È stato proprio a ridosso della scadenza delle 36 ore che lo staff di Trump ha presentato ricorso alla Corte suprema, affermando che Ali stava eccedendo la propria autorità. Una posizione respinta dalla maggioranza dei giudici ma accolta dai quattro conservatori Clarence Thomas, Brett Kavanaugh, Neil Gorsuch e Samuel Alito. Proprio Alito ha firmato un documento di otto pagine a nome della minoranza in cui sono stati espressi i motivi del dissenso. «La Corte commette un passo falso molto sfortunato che premia un atto di arroganza giudiziaria e impone una sanzione di due miliardi di dollari ai contribuenti americani», si legge. Di più: per Alito e gli altri ordinare lo sblocco avrebbe comportato per il governo il serio rischio di non essere in grado di riavere indietro il denaro qualora quei pagamenti fossero stati valutati ingiustificati o frutto di frode. 

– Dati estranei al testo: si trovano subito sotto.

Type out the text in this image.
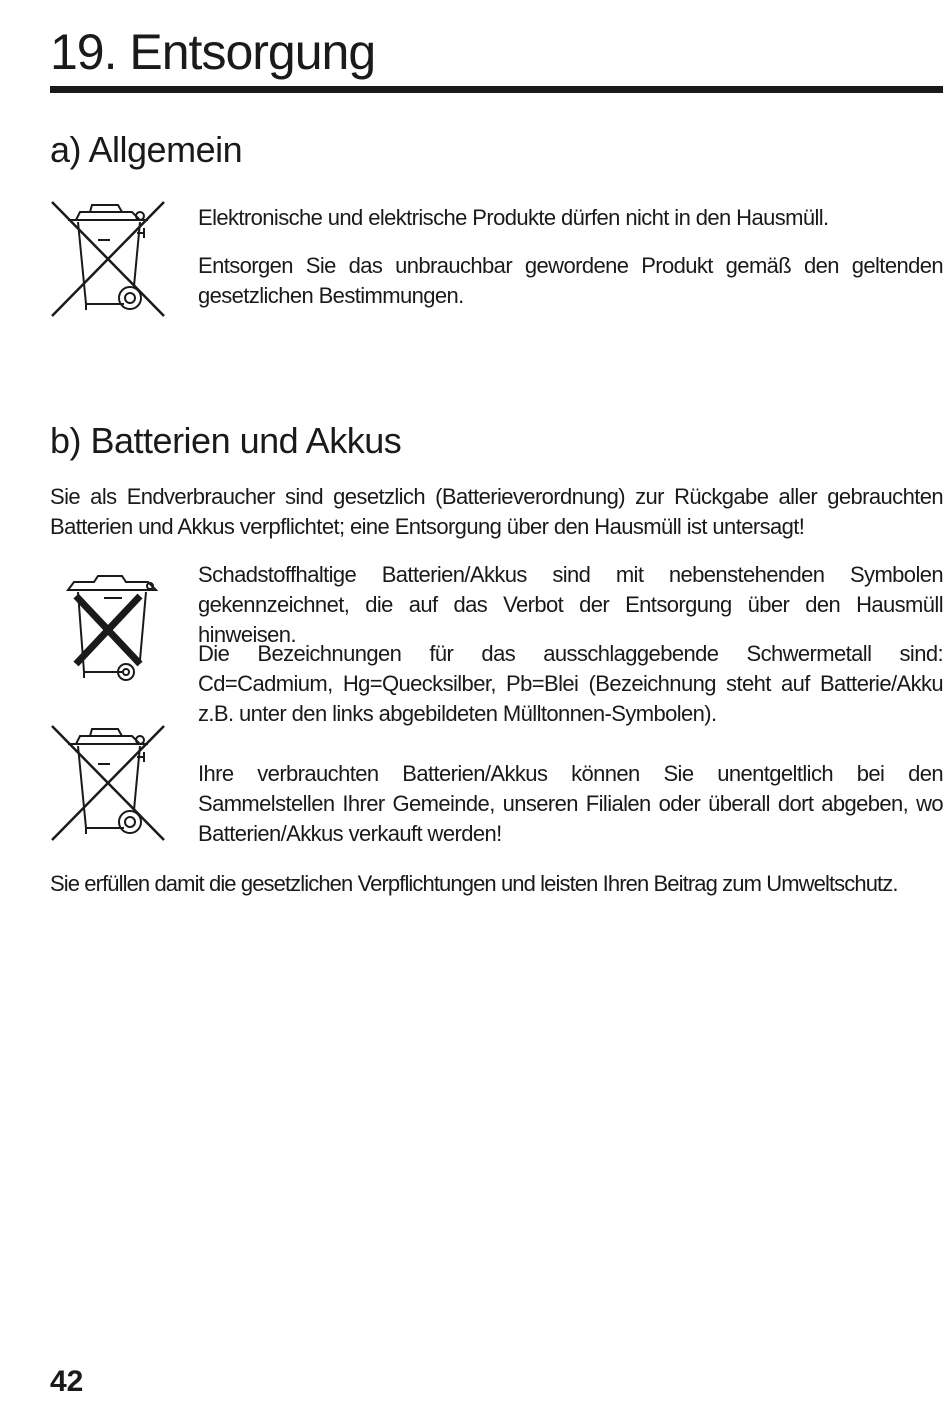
19. Entsorgung
a) Allgemein

Elektronische und elektrische Produkte dürfen nicht in den Hausmüll.

Entsorgen Sie das unbrauchbar gewordene Produkt gemäß den geltenden gesetzlichen Bestimmungen.

b) Batterien und Akkus

Sie als Endverbraucher sind gesetzlich (Batterieverordnung) zur Rückgabe aller gebrauchten Batterien und Akkus verpflichtet; eine Entsorgung über den Hausmüll ist untersagt!

Schadstoffhaltige Batterien/Akkus sind mit nebenstehenden Symbolen gekennzeichnet, die auf das Verbot der Entsorgung über den Hausmüll hinweisen.

Die Bezeichnungen für das ausschlaggebende Schwermetall sind: Cd=Cadmium, Hg=Quecksilber, Pb=Blei (Bezeichnung steht auf Batterie/Akku z.B. unter den links abgebildeten Mülltonnen-Symbolen).

Ihre verbrauchten Batterien/Akkus können Sie unentgeltlich bei den Sammelstellen Ihrer Gemeinde, unseren Filialen oder überall dort abgeben, wo Batterien/Akkus verkauft werden!

Sie erfüllen damit die gesetzlichen Verpflichtungen und leisten Ihren Beitrag zum Umweltschutz.

42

Se questa è la posizione della minoranza, i cinque giudici che hanno dato ragione ad Ali non hanno motivato la propria sentenza. È prassi, infatti, che nelle decisione di emergenza come quella in questione le spiegazioni non vengano fornite subito. In ogni caso, la sentenza è probabilmente da inquadrare come un successo marginale. La Corte ha bocciato il ricorso di Trump affermando che una data di scadenza entro cui onorare i pagamenti era già stata superata. Tuttavia, ha ordinato al giudice Ali di mostrare «la dovuta considerazione per la fattibilità» di qualsiasi scadenza futura che potrebbe stabilire. Parole che suonano come un invito a essere più elastici. «È una sentenza burocratica che non denuncia un danno umanitario», sottolinea Stilli. «Per questo, la previsione pessimistica secondo cui il disimpegno americano non verrà rivisto rimane valida». Quanto all’impatto che lo sblocco dei due miliardi avrà, Stilli è dubbiosa: «È una cifra minuscola rispetto al totale. Non siamo ancora riusciti a fare uno screening di come questa cosa cambierà le cose per noi, ma la speranza è che arrivino in futuro misure analoghe riguardanti altri progetti in essere».